Macht der Finanzmärkte ungebrochen

Völlig unverständlich ist es aber, dass gerade einmal fünf Jahre nach dem von den Finanzmärkten ausgelösten Beinahe-Kollaps, der zur gegenwärtigen Krise der Staatsfinanzen führte, eben diese Finanzmärkte nun wieder zu den Wächtern über die öffentlichen Budgets gemacht werden – sie bewerten die Risiken und legen die Risikoprämien (= Zinsaufschläge) fest. Wenn sie sich dabei vertun, wie jüngst von Goldmann Sachs bezüglich Spanien eingestanden („zu schwarzmalerische Analyse geliefert“), hat das jeweilige Land halt Pech gehabt. Uneigennützig ist diese – ansonsten erstaunliche – Selbstkritik aber nicht: Goldmann Sachs versucht sich gerade wieder im großen Stile in den spanischen Immobilienmarkt einzukaufen.

Und natürlich werden die aktuellen Niedrigzinsen von großen Private-Equity-Gesellschaften als „Gewinnbeschleuniger“ genutzt: Die von ihnen übernommenen Firmen nehmen derzeit im Rekordtempo neue Schulden auf, um die dann als Dividenden an die Finanzinvestoren auszuschütten. Dubios sind auch die Geschäfte der Großbanken im Rohstoffbereich: Sie halten Öltanker und Warenlager und spekulieren gleichzeitig mit Wertpapieren auf den Preis der gelagerten Rohstoffe. So zeigte z.B. JP Morgan, wie man mit einer künstlichen Verknappung von Aluminium die Preise hochtreiben kann.

Solche Fakten legen den Schluss nahe, dass freie Finanzmärkte systematisch falsche Preise produzieren und damit die nächste Krise vorbereiten: Derzeit ist etwa das absurde Phänomen zu beobachten, dass je höher die Arbeitslosenraten sind, desto höher steigen die Aktienkurse. Gleichzeitig wird mit den enormen Gewinnen aus den Exporten Großteils an den internationalen Finanzmärkten spekuliert, wohingegen die Investitionen in die Realwirtschaft selbst in Österreich auf dem Niveau des Jahres 2000 stagnieren.

Schocktherapie notwendig?

Angesichts der erwähnten Fakten ist es auch nicht weiter erstaunlich, dass die meisten der unmittelbar nach der Krise angekündigten Regulierungsvorschläge seither unter dem systematischen Lobbying der Finanzindustrie zerbröseln.

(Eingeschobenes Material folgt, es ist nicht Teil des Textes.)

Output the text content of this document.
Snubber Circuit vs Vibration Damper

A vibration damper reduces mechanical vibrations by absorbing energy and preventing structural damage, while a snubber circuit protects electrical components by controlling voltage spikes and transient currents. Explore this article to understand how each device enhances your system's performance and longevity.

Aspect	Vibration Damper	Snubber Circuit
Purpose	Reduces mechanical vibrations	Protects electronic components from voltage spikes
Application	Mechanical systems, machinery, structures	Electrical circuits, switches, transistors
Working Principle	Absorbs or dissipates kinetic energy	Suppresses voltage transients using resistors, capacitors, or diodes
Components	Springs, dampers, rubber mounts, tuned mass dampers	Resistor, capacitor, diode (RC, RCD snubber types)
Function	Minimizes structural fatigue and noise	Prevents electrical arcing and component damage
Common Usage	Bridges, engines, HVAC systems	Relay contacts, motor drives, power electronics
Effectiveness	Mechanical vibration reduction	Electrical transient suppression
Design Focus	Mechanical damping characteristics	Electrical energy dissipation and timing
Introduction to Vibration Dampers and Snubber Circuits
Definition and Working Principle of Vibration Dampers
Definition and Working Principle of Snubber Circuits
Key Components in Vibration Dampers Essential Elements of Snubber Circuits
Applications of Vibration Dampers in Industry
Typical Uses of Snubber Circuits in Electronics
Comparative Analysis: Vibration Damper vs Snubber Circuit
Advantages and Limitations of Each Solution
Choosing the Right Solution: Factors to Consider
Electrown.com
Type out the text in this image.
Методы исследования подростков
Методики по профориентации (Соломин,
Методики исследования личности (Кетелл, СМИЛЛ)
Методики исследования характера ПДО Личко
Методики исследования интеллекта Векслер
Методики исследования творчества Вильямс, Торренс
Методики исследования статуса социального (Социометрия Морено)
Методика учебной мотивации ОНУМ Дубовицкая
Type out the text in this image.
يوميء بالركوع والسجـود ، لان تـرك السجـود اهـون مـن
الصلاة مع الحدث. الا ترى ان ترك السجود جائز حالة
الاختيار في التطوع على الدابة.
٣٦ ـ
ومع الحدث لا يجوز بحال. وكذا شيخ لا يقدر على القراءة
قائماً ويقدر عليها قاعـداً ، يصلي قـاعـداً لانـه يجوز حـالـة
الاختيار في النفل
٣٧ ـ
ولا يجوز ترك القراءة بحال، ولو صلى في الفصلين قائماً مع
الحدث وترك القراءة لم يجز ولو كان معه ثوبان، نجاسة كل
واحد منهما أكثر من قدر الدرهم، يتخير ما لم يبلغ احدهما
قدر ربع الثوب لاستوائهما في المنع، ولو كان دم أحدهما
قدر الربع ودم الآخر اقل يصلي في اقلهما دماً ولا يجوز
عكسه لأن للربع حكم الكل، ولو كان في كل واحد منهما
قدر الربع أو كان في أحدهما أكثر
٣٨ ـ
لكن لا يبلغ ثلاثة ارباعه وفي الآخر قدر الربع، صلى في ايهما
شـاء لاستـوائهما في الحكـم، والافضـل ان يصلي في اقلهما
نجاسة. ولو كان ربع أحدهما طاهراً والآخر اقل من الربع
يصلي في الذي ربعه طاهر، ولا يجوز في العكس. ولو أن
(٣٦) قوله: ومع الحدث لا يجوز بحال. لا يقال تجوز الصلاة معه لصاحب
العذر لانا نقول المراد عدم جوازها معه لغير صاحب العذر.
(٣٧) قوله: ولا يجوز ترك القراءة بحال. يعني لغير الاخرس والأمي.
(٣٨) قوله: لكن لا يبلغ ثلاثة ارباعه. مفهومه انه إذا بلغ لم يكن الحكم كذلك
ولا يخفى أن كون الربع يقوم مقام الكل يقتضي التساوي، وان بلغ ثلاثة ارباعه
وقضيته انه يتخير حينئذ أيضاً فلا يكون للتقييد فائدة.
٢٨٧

Eine Emanzipation vom Diktat der Finanzmärkte ist auf nationaler Ebene aber nicht möglich, dies wäre nur auf EU-Ebene möglich. Dazu bedürfte es aber einer Reihe weiterer Vertiefungsschritte. Dem stehen derzeit aber sowohl rechte, nationale Strömungen, als auch Gewerkschaften und Arbeitnehmerorganisationen skeptisch bis ablehnend gegenüber. Damit steht der Laden.

Wenn gleichzeitig mit der derzeitigen wirtschaftspolitischen Ausrichtung der EU die soziale Dimension nicht gestärkt werden kann, ohne eine solche aber die Akzeptanz der Bevölkerung für das europäische Projekt nicht (wieder-)gewonnen werden kann, dann beißt sich hier die Katze in den eigenen Schwanz: Um aus diesem Patt herauszukommen bedarf es offensichtlich eines stärkeren Anstoßes. Vielleicht wird das Ergebnis der EU-Wahlen zu diesem „heilsamen Schock“ führen. Vielleicht muss es aber erst zu den vom WEF befürchteten Massenaufständen kommen. Dass es solcher „Schocktherapien“ bedarf, um grundlegende Kurswechsel zu bewirken, ist nicht erfreulich. Ohne, scheint es aber auch nicht zu funktionieren.